Secure People Create a Plan
Once they understand their anxiety, secure individuals take proactive steps. They don’t just name their feelings and move on. Instead, they listen to their anxiety as feedback about things that might need to change, they set expectations in relationships and work, they plan breaks and self-care activities, and they confront conflicts directly to get resolution. All in all, they listen to their feelings to help them discern a plan for enhancing overall life satisfaction.
Secure People Help Others
Finally, secure people often extend their understanding and skills to help others. By sharing what they’ve learned, they contribute to a community of support, teaching others how to navigate their own anxieties.
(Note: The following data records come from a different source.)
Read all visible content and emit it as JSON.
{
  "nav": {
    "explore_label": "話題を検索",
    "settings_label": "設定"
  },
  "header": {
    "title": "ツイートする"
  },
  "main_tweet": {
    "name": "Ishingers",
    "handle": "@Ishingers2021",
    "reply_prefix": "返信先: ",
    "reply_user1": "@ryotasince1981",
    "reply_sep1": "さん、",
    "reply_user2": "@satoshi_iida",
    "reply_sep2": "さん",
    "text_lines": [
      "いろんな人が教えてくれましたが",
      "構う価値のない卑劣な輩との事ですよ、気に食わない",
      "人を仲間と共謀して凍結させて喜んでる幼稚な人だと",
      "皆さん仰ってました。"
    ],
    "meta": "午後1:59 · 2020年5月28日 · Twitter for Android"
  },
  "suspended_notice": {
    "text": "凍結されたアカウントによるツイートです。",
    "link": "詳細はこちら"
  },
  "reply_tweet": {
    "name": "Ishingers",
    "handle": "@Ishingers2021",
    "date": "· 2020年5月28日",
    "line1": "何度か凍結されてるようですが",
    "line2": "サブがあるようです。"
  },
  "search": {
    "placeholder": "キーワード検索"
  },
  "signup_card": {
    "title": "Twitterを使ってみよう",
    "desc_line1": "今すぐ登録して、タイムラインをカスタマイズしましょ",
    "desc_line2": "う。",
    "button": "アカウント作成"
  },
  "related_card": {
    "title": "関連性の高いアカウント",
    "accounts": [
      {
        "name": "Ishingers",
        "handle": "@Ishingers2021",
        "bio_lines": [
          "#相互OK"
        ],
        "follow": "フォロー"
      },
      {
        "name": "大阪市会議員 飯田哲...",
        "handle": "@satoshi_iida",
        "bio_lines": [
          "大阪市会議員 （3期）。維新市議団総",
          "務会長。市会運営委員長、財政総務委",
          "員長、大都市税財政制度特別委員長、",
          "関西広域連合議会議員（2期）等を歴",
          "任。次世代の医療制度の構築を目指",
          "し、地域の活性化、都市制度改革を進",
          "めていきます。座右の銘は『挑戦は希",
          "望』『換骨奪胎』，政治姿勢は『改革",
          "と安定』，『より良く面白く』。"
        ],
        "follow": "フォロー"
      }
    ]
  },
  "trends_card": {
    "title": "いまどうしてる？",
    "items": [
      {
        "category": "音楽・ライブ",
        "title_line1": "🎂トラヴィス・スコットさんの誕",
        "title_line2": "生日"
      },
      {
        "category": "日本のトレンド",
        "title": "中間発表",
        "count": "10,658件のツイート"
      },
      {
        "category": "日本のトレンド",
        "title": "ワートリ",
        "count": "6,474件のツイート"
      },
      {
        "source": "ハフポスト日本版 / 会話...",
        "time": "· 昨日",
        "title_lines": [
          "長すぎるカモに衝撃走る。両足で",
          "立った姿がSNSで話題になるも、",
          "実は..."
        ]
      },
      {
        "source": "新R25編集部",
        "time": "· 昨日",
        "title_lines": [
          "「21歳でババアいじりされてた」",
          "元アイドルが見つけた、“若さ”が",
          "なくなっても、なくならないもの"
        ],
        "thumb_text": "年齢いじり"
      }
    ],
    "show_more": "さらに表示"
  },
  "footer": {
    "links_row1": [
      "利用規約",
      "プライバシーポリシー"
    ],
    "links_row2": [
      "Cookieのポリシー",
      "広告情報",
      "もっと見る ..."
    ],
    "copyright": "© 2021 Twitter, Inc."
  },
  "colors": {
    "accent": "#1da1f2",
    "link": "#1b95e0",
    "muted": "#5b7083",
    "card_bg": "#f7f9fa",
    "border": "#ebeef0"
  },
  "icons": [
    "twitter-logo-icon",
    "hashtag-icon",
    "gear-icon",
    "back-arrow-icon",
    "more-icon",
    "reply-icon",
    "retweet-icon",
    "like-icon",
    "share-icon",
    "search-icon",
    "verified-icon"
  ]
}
This not only helps others but reinforces their own sense of security and belonging.
Anxiety will lead you toward health
Instead of treating anxiety like it’s some intruder to be expelled, and suppressing it with deep breathing, let’s consider it more like that annoying alarm clock that never seems to let you snooze. It’s irritating, yes, but it’s also trying to wake you up to something important. It’s time we stop fighting the signal and start listening to what it’s got to say.
So, when anxiety next comes knocking, don’t immediately reach for the bolt. Maybe sit with it for a bit, hear it out. You might just discover that what you thought was an enemy is actually your mind’s way of telling you where you need to look next for healing.